Whether by Fincher’s brilliant hand, the extraordinary dedication of the cast and crew, or some intangible movie magic, Alien 3 comes out the other end as something more than palatable. Everything discussed earlier should have resulted in shambles. There is something undefinably spiritual about the endeavour. The vestiges of Ward’s aborted version are to be thanked in part, but so are the ingredients set in place by Fincher and his team.
Alien 3 never makes the inmates look “good” per se, but an effort is made to suggest the last inklings of humanity still clinging to their doomed souls. They are believers of a self-devised religion through which they embrace their fate and punishment, with Dillon serving as their pastor. Ripley’s presence destabilizes their relative harmony, but when the death toll starts to rise, both parties forge a tenuous alliance. Our heroine relies on her experience, her pseudo-scientific knowledge of the creature, whereas Dillon and his men can only have faith that they will find a way to survive while a company rescue ship makes its way.
This third entry lacks the finesse of Ridley Scott’s original and the adrenaline of James Cameron’s military-themed sequel. Army grunts are one type of obnoxiousness; convicted and foul-mouthed inmates is another. A couple of sequences, though well filmed, don’t quite gel with the rest of the picture. Structural issues plague the subplot when the group tries quarantining the xenomorph in a heavy-duty containment chamber. This pertains to both the original 1992 cut and 2003 special edition. A scene in which Ripley is nearly raped features an odd rock music cue.
Fincher injects enough chutzpah to see the project through. Bold camera angles liven a tunnel chase sequence. Set design and lighting both inspire awe. Dance, Dutton, and Webb are terrific, and who can argue that Weaver, shaved head, still doesn’t give it her all when playing the iconic Ellen Ripley. There is even a fun appearance by Lance Henriksen, returning as both the Bishop fans know and another they do not. Elliot Goldenthal’s score does a lot of heavy lifting to instill an operatic and quasi-spiritual tone.
Time Tests Legacies
What is Alien 3’s legacy? Rotten Tomatoes suggests Fincher’s efforts resulted in a subpar outing, and not just from the critics. So many people enjoy Alien and Aliens. The conversation usually ends on that note.

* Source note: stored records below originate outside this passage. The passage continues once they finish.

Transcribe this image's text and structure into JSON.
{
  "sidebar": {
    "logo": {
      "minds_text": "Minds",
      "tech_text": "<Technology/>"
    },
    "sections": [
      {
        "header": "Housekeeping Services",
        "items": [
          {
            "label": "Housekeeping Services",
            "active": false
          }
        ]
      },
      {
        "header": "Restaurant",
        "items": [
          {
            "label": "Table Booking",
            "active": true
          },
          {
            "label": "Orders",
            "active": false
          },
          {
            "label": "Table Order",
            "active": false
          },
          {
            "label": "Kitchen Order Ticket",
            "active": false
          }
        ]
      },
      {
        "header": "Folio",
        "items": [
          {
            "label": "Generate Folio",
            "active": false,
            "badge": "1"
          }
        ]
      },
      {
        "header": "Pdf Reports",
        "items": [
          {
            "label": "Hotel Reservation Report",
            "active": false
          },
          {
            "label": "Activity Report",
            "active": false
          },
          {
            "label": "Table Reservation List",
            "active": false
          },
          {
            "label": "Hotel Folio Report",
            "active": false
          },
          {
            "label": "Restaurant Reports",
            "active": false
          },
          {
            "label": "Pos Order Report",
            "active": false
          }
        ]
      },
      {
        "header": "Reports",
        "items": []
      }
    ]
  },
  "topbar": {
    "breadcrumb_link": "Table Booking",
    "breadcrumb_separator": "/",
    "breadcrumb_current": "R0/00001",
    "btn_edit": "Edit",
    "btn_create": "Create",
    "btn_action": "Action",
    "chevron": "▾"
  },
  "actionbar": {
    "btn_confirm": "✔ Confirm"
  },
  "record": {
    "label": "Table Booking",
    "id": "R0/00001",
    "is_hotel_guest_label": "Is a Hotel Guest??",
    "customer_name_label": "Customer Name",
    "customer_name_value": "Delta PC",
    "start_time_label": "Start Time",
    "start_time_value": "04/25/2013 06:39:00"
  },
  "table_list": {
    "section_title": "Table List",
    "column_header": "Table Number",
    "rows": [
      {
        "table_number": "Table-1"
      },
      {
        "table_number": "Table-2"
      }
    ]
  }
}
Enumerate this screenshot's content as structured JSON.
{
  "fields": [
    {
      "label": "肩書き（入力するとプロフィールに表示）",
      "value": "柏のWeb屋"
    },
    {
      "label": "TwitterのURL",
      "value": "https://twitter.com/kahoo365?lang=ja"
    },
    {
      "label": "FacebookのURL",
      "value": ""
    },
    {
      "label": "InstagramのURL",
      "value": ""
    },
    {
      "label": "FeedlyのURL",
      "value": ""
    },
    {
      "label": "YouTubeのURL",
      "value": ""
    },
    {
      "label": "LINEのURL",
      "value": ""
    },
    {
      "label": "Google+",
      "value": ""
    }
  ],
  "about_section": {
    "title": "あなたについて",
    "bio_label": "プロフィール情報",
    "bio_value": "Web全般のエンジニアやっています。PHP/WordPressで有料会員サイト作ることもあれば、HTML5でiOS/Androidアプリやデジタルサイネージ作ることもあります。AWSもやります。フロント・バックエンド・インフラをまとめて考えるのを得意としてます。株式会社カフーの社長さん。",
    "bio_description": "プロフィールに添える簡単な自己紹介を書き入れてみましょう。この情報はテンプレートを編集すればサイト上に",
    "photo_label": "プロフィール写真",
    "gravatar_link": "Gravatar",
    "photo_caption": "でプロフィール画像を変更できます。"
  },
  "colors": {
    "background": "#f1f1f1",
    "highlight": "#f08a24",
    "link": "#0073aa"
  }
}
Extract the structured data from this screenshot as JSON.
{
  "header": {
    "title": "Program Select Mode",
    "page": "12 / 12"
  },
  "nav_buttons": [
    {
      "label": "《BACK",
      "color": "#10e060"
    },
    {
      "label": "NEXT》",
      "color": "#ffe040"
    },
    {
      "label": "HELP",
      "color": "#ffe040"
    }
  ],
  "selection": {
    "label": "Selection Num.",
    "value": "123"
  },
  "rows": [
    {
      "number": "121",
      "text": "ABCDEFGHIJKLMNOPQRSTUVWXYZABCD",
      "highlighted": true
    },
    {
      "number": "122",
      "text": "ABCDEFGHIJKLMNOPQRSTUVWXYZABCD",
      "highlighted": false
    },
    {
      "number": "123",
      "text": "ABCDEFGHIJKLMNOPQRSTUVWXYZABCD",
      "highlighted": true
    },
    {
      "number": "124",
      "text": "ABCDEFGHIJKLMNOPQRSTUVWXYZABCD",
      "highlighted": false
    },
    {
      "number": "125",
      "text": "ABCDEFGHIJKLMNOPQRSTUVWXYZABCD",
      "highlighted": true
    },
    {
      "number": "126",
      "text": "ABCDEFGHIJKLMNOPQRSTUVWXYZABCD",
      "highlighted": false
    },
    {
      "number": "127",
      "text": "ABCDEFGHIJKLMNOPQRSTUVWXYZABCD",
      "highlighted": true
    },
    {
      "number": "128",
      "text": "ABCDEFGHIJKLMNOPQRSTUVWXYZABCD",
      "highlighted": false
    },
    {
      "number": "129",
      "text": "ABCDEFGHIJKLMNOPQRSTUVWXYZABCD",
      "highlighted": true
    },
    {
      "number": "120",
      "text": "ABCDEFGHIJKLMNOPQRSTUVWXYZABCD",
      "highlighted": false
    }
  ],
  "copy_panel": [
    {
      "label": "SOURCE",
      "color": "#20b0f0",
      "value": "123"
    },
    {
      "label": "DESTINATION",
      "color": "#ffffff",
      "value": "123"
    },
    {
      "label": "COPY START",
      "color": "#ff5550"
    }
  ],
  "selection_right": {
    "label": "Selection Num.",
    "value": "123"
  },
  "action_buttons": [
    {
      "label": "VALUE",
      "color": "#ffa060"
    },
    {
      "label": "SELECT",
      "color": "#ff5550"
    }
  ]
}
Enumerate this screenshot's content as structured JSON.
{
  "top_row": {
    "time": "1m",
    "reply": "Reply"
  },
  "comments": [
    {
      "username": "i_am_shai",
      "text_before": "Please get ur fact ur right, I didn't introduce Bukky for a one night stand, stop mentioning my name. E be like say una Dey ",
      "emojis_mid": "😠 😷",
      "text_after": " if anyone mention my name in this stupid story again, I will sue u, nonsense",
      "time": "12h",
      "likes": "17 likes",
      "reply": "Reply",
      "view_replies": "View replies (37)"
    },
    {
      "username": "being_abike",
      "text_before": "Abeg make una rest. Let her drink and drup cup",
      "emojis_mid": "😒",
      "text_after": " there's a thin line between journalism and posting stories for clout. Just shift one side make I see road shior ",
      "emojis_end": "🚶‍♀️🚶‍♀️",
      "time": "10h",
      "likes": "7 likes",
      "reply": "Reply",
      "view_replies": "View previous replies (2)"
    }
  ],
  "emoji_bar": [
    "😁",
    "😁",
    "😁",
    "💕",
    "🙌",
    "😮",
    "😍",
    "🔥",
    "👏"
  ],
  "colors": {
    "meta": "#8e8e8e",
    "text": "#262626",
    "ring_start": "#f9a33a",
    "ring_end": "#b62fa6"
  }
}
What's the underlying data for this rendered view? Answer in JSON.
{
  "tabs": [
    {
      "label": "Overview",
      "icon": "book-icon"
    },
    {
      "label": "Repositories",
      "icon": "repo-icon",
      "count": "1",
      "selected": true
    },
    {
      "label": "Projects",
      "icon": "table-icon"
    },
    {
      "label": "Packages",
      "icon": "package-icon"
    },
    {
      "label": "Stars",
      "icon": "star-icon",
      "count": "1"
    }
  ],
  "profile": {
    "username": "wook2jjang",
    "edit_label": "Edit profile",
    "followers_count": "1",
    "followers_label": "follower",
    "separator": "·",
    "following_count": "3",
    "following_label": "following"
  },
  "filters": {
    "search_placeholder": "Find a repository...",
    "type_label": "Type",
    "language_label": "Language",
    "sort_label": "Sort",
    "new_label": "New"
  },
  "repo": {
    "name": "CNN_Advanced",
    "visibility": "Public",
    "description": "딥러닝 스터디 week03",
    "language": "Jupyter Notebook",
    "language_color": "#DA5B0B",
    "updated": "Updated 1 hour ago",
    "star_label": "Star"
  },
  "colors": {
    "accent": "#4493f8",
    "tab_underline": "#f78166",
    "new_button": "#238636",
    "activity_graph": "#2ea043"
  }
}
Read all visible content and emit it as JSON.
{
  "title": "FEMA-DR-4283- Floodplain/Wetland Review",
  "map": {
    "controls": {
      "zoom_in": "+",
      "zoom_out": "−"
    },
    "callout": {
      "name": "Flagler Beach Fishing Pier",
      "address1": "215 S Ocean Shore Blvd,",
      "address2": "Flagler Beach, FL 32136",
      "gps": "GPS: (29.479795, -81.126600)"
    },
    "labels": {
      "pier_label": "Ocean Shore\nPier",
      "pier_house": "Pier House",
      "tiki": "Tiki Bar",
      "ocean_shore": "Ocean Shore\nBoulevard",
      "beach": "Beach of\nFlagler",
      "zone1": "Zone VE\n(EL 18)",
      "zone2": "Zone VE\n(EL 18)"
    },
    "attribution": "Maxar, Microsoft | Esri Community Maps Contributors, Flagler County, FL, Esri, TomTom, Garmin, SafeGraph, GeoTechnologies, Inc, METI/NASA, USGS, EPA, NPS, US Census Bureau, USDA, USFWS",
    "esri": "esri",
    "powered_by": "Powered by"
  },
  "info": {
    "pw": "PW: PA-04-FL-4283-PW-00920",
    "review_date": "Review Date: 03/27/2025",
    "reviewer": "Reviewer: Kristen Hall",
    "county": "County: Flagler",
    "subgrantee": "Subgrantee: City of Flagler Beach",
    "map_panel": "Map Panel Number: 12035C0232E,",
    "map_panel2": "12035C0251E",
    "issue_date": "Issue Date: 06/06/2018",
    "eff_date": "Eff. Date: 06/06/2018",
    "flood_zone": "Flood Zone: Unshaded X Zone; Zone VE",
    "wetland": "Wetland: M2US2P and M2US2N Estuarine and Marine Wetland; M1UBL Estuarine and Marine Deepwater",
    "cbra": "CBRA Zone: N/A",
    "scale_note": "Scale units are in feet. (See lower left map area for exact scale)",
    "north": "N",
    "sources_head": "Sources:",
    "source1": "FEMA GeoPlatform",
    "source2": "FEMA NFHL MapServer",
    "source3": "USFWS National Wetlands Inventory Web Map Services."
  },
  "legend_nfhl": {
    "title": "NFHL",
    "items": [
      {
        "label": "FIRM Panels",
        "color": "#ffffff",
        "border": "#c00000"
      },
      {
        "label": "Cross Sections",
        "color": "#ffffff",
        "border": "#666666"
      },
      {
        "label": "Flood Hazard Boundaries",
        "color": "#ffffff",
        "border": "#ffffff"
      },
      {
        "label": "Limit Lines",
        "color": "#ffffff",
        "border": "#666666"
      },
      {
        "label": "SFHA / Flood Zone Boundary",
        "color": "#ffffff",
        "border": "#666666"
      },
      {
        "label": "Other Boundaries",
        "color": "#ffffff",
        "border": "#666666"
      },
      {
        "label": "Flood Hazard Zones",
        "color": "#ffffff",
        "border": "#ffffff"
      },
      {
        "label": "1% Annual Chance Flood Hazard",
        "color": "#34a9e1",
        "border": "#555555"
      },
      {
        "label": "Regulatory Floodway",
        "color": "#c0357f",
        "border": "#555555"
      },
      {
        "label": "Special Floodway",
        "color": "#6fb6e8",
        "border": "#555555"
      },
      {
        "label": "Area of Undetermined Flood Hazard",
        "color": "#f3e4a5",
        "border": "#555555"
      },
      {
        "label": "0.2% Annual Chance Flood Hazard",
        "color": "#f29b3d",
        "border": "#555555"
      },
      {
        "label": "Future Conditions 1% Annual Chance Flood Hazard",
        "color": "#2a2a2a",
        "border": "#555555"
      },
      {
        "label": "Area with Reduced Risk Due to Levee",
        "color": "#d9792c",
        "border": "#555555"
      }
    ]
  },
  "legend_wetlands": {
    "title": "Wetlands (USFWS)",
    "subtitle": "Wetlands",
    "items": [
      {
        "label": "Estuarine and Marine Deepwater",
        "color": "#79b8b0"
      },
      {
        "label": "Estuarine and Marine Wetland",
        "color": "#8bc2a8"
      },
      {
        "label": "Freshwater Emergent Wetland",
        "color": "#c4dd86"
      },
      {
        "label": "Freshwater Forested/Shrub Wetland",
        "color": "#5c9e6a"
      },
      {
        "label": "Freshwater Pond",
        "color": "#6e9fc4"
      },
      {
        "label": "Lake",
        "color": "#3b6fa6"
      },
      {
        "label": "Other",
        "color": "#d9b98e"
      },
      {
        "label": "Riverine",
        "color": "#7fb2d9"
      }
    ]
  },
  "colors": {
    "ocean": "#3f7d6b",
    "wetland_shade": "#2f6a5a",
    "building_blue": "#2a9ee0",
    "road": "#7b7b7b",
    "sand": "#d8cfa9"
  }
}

But scour the internet, poll-friendly film aficionados, and the many fans the franchise claims. There is unmistakably love out there for this imperfect child. Some even write for Tilt.
It is not necessarily an easy watch. Frankly, it is not necessarily a fun watch. Aliens is fun. Alien 3 is a descent into a special kind of dirt-infested slum. 30 years later, here it stands, producing lively conversations and debate. It is the subject of making of books, blu-ray re-releases, and adaptations of versions that never came to pass, like a novelization of an early William Gibson draft.
Intellectual property owners are not stupid when it comes to money. If there is none to be made, they shy away from dusting off a property. Alien 3 keeps coming back in some shape or form. It launched David Fincher!
He and many others worked extraordinarily hard for a cause and a vision. The finished product does not reflect that pure vision, but Alien 3 lives on. To that extent, at least, it was well worth their pain.